Da cinque minuti poi dagli spalti gremiti non arrivava un suono, e non si sentiva altro che lo spirare del vento, forte sulla sabbia dell'Arena, che turbinava vorticosa e rendeva impossibile capire se il combattimento si protraesse o meno; oltretutto, con la gente ammutolita, non sapeva nemmeno cosa immaginare: se disperare o sperare.
Un'altra guardia, diversa da quelle che lo avevano scortato di sotto, che erano prontamente risalite appena lui si era accasciato ai lati del condotto, gli si avvicinò portandogli la sua ascia. L'aveva infatti dimenticata nella sua rastrelliera per la preoccupazione; così mentre gliela porgeva e lui la guardava come istupidito, il soldato gli intimò di alzarsi, "Dimmi almeno se il combattimento è finito!", quasi lo supplicò.
"Non lo so!"
"Dimmi chi ha vinto." ringhiò, quasi perdendo i lumi della ragione.
"Non so nemmeno questo, mi è stato ordinato solo di farti entrare, non so altro.", gli rispose il soldato abituato, al contrario degli altri due che solitamente rimanevano sugli spalti, a trattare con i gladiatori prima degli scontri, tanto che gli bofonchiò un mi spiace a mezzabocca.
Varg raccolse la sua arma dalle mani dell'uomo, e si rialzò scuro in volto per avviarsi all'esterno. Si incamminò spaesato per la leggera ma tortuosa salita che portava al cancello. Farlo combattere in quel modo, subito dopo un amico, senza nemmeno saperne il destino, era una crudeltà, seppur rara anche per l'Arena, degna di essa.
Il cancello che era sollevato molto in alto, anche per la sua considerevole altezza, fu attraversato come in trance; in automatico, senza realmente pensarci, ma solo per un'abitudine ormai radicata, si fermò appena oltrepassata la soglia.
Le grate di ferro del gigantesco marchingegno si abbassarono lentamente, scandendo i secondi, fino al morire del movimento a terra.
Distratto dai suoi pensieri fece una di quelle cose sbagliate e folli, una di quelle azioni insensate che si fanno in momenti di vera disperazione o cieca rabbia, si mosse nell'istante stesso in cui sentì il cancello fermarsi col suo clang e si portò al centro dell'Arena: allo scoperto.
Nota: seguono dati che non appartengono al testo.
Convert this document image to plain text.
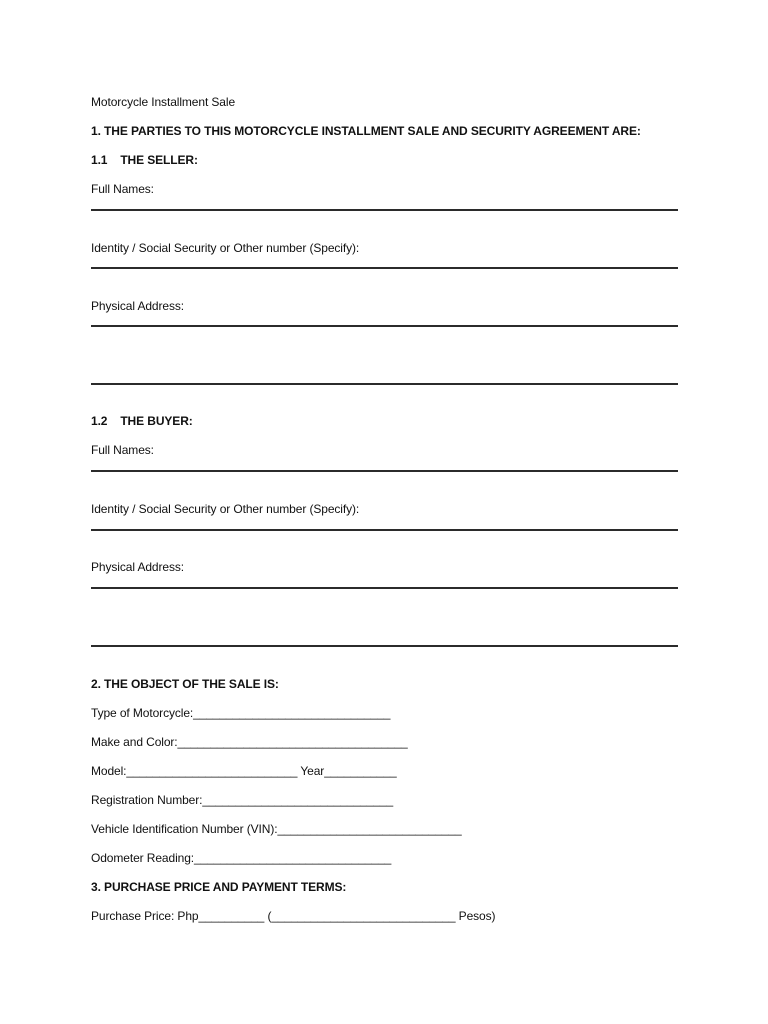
Motorcycle Installment Sale
1. THE PARTIES TO THIS MOTORCYCLE INSTALLMENT SALE AND SECURITY AGREEMENT ARE:
1.1    THE SELLER:
Full Names:
Identity / Social Security or Other number (Specify):
Physical Address:
1.2    THE BUYER:
Full Names:
Identity / Social Security or Other number (Specify):
Physical Address:
2. THE OBJECT OF THE SALE IS:
Type of Motorcycle:______________________________
Make and Color:___________________________________
Model:__________________________ Year___________
Registration Number:_____________________________
Vehicle Identification Number (VIN):____________________________
Odometer Reading:______________________________
3. PURCHASE PRICE AND PAYMENT TERMS:
Purchase Price: Php__________ (____________________________ Pesos)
Lì, nel mezzo della sua visuale, lo spettacolo della morte s'incarnò agghiacciante, in tutta la sua terribile forza e lo sconvolse: un corpo giaceva inerme nella polvere, immobile e scomposto come l'ultimo colpo lo aveva lasciato, i capelli, sparsi nella sabbia e nel sangue, che baluginavano biondi alla luce delle torce.

Accanto all'elfo ormai morto, ferito, senza scudo, con l'ascia spezzata a metà, la mezza faccia senz'occhio ghiacciata, forse congelata dall'ultimo tentativo del mago di salvarsi la vita, vi era un Galìza che stentava a tenersi in piedi, mortalmente stanco; il suo millesimo scontro era arrivato ed il suo incubo era ora realtà, il suo avversario era Varg: "I Due" erano ancora insieme e nel modo peggiore.

***

Per il barbaro quella fu la cosiddetta ultima pinta che ti fa ubriacare, sconvolto, impaurito e distrutto nell'animo per quel che avrebbe dovuto fare, la sua parte umana si rifugiò nell'incoscienza, per non dover decidere e la Rabbia incontenibile, senza un destinatario, gli scoppiò nelle vene, come il fulmine che squarcia l'albero.
Senza inibizioni o logica, senza una consapevolezza, si lanciò all'attacco del suo mentore, del suo maestro, dell'unico affetto che si era creato nella sua vita, e quel che è peggio senza nemmeno rendersene conto. Se avesse vinto, come era probabile, quel solo atto lo avrebbe destinato, senza margine di possibiità, ad un futuro di follia.
Gli spalti esultarono per quell'attacco incredibile: chi non conosceva i loro proverbiali allenamenti? C'era addirittura chi pagava solo per vederli insieme provare le tecniche. L'Arena era sempre stata molto attenta ai suoi introiti. Molte scommesse erano state fatte, sul millesimo contendente, fino a quel giorno, e molte davano Varg come destinato e molte altre lo davano come vincente: probabilmente qualcuno aveva appena vinto una cospicua fortuna, o la stava per vincere; sempre che non vincessero quei pochi che consideravano Garula lo spietato assassino che era...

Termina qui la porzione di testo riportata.